Les Québécois «ne se souviennent pas de l'histoire» des luttes indépendantistes, souligne leur compatriote Robert Lepage, qui fait revivre leurs combats en invoquant son enfance dans une pièce intimiste, 887, présentée à Paris, avant Rome et Barcelone.

«Les années 60 et 70, c'est mon enfance et le début de mon adolescence et c'est en même temps l'enfance et l'adolescence du mouvement souverainiste», raconte l'artiste de 57 ans. «Aujourd'hui on décortique ça avec des historiens mais je me souviens des enlèvements, des bombes (du Front de Libération du Québec), des tensions sociales, des rapports de classe.»

La devise «Je me souviens» figure sur toutes les plaques d'immatriculation de la Belle Province, mais Robert Lepage estime que «bien que le débat soit encore très vivant, les gens ne se souviennent pas d'où ça vient. Ils sont souverainistes parce qu'ils sont francophones, ils défendent leur langue, mais l'histoire, ils ne s'en souviennent pas».

«C'était une lutte de classes au départ», rappelle-t-il, «l'ouvrier parlait français et le patron parlait anglais». À l'époque, le père de Robert Lepage est chauffeur de taxi. Père de famille nombreuse, lourdement endetté, il travaille comme un fou et «s'identifie à cette lutte des classes». «Mais en même temps, il avait appris l'anglais parce qu'il avait servi dans la marine pendant la guerre sous le drapeau britannique, donc il vivait toutes ces contradictions, ce problème identitaire».

«Vive le Québec libre!»

Lorsque le président français Charles de Gaulle effectue sa visite historique et lance son «Vive le Québec libre!» le 24 juillet 1967, Robert Lepage a 9 ans. «Mon père nous avait emmenés au défilé, de Gaulle avait traversé tout le Québec en décapotable en saluant comme ça, avec la main. Québec-Montréal c'est deux heures et demie de voiture alors vous imaginez!»

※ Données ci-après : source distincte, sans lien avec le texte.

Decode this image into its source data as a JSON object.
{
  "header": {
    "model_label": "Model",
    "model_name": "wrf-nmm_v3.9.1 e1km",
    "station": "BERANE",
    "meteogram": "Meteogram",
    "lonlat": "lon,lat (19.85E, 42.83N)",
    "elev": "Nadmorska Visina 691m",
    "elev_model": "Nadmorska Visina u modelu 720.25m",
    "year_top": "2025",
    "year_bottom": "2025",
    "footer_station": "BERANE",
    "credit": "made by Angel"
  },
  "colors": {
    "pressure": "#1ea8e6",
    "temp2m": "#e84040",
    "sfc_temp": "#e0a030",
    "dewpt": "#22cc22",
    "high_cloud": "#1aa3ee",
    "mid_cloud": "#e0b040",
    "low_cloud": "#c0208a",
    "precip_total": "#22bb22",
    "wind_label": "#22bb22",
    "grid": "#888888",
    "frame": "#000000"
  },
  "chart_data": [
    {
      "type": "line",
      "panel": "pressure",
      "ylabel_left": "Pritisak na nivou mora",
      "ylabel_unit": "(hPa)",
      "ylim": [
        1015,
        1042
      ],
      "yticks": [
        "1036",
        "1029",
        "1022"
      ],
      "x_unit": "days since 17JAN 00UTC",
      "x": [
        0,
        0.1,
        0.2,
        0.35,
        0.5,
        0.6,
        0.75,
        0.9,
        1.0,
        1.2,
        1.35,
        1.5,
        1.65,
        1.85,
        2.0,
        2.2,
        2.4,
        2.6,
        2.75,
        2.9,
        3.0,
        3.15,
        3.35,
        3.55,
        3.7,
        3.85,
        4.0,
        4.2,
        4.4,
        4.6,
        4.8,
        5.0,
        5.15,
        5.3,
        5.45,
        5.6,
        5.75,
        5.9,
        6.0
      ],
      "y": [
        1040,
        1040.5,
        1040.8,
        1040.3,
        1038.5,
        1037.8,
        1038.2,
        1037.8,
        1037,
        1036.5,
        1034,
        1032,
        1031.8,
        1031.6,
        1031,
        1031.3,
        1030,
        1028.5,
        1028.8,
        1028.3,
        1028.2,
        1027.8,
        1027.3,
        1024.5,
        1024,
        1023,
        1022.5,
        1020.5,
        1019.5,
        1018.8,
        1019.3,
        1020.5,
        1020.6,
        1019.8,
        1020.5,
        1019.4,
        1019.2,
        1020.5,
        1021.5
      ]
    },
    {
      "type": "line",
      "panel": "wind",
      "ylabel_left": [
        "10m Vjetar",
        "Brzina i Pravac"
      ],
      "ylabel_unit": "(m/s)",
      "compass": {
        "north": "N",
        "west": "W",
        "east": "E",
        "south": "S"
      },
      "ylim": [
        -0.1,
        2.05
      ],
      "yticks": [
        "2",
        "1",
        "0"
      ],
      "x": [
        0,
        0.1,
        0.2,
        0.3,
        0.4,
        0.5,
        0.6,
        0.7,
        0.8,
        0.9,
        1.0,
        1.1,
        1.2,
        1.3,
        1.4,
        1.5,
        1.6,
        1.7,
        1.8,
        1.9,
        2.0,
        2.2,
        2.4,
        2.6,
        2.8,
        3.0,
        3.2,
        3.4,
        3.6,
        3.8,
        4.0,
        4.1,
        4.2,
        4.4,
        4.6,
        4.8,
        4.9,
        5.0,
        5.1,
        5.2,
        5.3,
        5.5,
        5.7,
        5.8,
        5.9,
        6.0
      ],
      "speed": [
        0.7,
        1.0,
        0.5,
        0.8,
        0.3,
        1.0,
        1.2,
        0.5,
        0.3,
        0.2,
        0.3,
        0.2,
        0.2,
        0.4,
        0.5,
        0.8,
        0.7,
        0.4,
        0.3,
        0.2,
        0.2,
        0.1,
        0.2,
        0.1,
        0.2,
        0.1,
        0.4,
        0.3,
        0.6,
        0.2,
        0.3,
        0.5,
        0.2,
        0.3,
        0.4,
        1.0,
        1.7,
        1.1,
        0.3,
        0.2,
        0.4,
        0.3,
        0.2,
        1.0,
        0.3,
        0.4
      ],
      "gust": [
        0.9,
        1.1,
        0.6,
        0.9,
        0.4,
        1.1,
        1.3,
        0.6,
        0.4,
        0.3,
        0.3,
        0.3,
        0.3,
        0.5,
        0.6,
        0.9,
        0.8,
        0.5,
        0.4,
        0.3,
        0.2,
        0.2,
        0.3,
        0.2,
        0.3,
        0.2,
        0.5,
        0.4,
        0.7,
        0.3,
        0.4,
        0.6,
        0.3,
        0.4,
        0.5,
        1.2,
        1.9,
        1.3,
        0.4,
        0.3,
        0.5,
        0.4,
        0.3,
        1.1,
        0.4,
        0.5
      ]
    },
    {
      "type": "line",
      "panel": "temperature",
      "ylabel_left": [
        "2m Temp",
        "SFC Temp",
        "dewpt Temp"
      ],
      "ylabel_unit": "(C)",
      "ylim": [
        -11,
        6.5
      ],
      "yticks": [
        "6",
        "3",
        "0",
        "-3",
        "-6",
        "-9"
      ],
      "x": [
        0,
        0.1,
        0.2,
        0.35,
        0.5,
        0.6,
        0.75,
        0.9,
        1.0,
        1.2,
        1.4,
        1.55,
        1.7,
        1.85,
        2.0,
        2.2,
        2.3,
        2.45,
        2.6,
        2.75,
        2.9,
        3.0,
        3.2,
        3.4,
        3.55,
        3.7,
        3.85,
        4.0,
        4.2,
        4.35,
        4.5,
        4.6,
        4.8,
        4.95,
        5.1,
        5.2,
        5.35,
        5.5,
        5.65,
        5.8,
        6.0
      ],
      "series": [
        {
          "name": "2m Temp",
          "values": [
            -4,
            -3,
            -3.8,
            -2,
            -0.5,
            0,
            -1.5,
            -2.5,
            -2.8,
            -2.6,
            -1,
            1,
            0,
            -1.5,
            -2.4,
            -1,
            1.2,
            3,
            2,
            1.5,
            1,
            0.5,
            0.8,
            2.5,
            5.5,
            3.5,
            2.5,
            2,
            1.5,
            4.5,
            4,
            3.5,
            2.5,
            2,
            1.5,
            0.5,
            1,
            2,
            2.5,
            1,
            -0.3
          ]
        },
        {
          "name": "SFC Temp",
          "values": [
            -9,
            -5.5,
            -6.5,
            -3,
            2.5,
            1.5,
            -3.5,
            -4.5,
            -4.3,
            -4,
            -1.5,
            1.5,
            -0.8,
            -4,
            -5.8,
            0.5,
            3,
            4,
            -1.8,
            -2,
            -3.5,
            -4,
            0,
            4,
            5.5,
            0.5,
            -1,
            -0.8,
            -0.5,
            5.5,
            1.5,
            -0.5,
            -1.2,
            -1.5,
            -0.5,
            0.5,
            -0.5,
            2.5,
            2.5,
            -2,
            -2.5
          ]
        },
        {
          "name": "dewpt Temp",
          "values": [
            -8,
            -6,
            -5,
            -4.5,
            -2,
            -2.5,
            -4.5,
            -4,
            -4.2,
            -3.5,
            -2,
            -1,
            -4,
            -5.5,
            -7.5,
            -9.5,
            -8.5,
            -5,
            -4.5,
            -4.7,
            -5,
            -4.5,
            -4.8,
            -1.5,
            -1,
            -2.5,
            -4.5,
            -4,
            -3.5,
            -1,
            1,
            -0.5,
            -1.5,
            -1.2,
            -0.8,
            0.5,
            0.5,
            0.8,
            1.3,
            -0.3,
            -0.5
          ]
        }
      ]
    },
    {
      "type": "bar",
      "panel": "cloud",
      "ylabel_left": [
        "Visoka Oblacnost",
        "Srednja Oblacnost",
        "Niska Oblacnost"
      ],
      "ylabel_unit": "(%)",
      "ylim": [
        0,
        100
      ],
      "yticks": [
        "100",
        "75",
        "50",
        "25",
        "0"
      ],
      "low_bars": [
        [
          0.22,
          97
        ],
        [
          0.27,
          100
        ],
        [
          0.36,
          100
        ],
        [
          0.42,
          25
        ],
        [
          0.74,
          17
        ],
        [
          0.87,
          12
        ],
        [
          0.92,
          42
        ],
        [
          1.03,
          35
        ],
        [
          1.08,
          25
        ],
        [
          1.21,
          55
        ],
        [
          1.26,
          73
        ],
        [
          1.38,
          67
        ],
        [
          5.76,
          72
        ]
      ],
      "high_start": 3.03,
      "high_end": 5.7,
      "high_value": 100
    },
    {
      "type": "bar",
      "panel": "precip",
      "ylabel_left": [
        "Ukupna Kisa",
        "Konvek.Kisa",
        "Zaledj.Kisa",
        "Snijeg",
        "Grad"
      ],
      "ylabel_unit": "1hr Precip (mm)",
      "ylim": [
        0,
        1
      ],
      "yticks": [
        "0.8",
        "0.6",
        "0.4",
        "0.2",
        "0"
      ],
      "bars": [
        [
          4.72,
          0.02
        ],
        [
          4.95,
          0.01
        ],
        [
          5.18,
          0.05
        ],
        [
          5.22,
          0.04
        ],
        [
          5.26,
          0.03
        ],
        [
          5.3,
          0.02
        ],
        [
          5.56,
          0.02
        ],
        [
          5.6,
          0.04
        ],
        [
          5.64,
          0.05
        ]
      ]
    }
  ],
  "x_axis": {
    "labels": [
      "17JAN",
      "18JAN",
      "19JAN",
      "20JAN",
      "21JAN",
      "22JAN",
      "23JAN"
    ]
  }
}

S'il évoque les soubresauts de l'époque, 887 n'est pas un spectacle politique. «Je n'ai pas voulu prendre position, ou faire la morale à qui que ce soit mais je me rendais compte que je ne pouvais pas parler des années 60 et de mon enfance sans qu'il y ait l'écho de tout ça» raconte-t-il.

Sur scène, une maison de poupée géante représente l'immeuble du 887 rue Murray, où le petit Robert a grandi, dans le quartier Montcalm de la ville de Québec. On voit les habitants s'agiter derrière les fenêtres grâce à des minividéos, le taxi miniature du papa passe devant l'immeuble. L'immeuble - le «building» dit-il - est comme un cerveau avec ses deux hémisphères, où on entrerait par effraction.

Comme toujours dans les pièces du prestidigitateur Lepage, le décor et les lumières enchantent, l'émotion affleure, toute en retenue.

À Toronto, où la pièce a été jouée en anglais en juillet, avant Paris, Rome et Barcelone, le spectacle a profondément touché le public anglophone, peu au fait des événements fondateurs du débat souverainiste.

«Je voulais que ce soit bien compris des Canadiens anglais, qui étaient un peu à l'extérieur de tout ça. Les spectateurs disent que tout ça a été occulté du discours canadien anglais, les gens sont très heureux d'avoir un témoignage plus personnel vu à travers les yeux d'un enfant ou d'un adolescent», explique-t-il.

Outre ses pièces en tournée (887, primé au dernier Festival d'Edimbourg, Pique et Coeur, deux opus de sa spectaculaire tétralogie Jeux de cartesLes aiguilles et l'opium) Robert Lepage dirige des ateliers avec la compagnie française du Théâtre du Soleil en vue d'un spectacle, à l'invitation d'Ariane Mnouchkine.

«Ariane, c'est maman pour moi!» s'exclame-t-il. «J'ai été très influencé par elle et par son théâtre», mélange de travail collectif, d'improvisation et de grandeur. Mais chut! Le projet, encore secret, n'est pas encore programmé.